The democratization of software that has occurred with the development of social computing raises some important issues about IT governance. When we are dealing with consumer to consumer applications like Facebook or YouTube issues of governance are not that significant. That is, where netizens are connecting with each other and choosing to create or co-create applications and/or content. However, when we move into enterprise computing and business-to-business (B2B) or business-to-consumer (B2C) applications governance does become an issue.
What is easy to manage in the private realm often becomes much more complex for the corporation. For example, some jurisdictions require companies to be able to roll-back a website to exactly the same version as on any date in the past, thus giving rise to the need for sound version control. Or, if the system in question has life and death impact – e.g. medical systems, water treatment systems, or building management systems – version control and system integrity become paramount.
While ordinary netizens can and do create and share software artifacts it becomes an issue when they undertake these same activities in their roles as representatives of a corporation for which they work. Who owns the artifacts? There is an assumption that the employer will own it as with other intellectual property created in the workplace. But who then has liability for harm that flows from creation of that artifact? I suspect that it would be the employer, and the question arises as to how the employer might protect themselves.
Spoke with some folks at the Australian Computer Society event recently after my presentation on the Future of Technology. One factor that really came out as important in our discussion was the impact of social computing on ICT governance within organisations. Governance has been enough of a challenge for ICT up until now, and it is about to get a lot more complex due to social computing.
The democratization of computing is one of the important consequences of the web 2.0 social computing movement. And it has consequences that flow on into the realm of IT departments everywhere. It is giving rise to a kind of a ‘shadow‘ IT department. Users are no longer constrained in their use of systems to those provided officially by the IT department. Instead, now users can often access equivalent systems via the cloud (often through port 80) and the IT department can be oblivious.

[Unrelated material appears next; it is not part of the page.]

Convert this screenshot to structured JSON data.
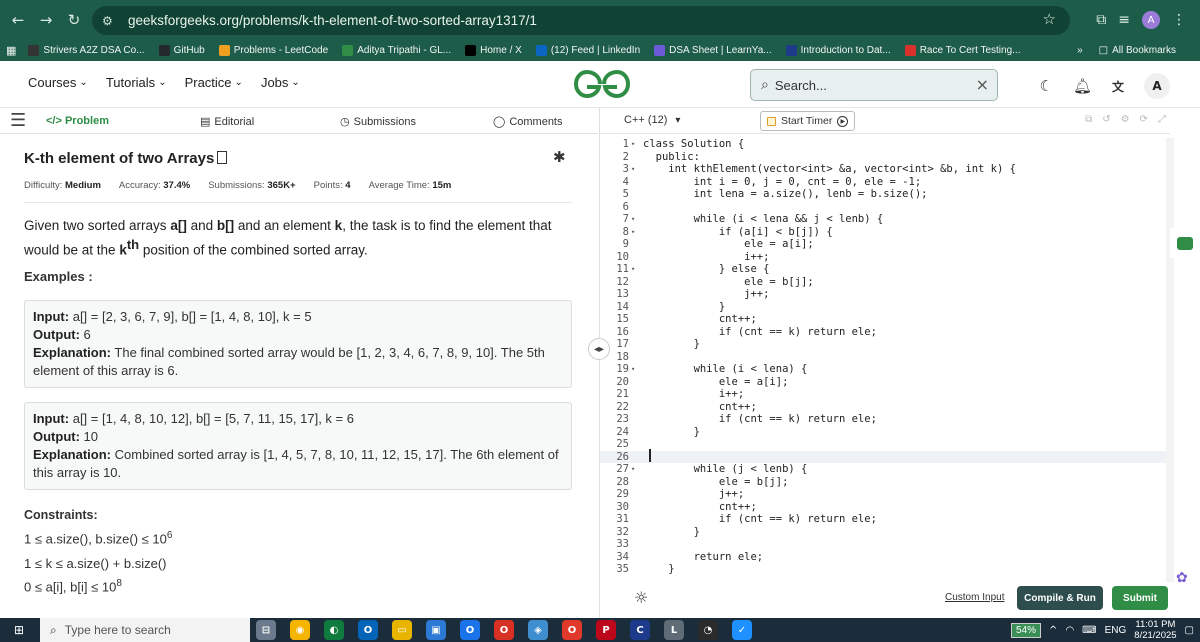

One company I know of had an entire department start using a cloud based accounting package and it was only noticed when the quarter ended and their numbers were missing from the central ERP system. When asked why they had done this the business users commented that the functionality offered by the external provider was easier to use and better suited to their business needs than that offered by the IT department.
It is interesting to consider what will happen as individual business units start to vote with their feet like this. This is especially true as cost constraints hit home and business units start to assess if they are getting real value for their money from the centralised IT department offerings. Perhaps we could be about to see the balkanisation of centralised IT over the next few years?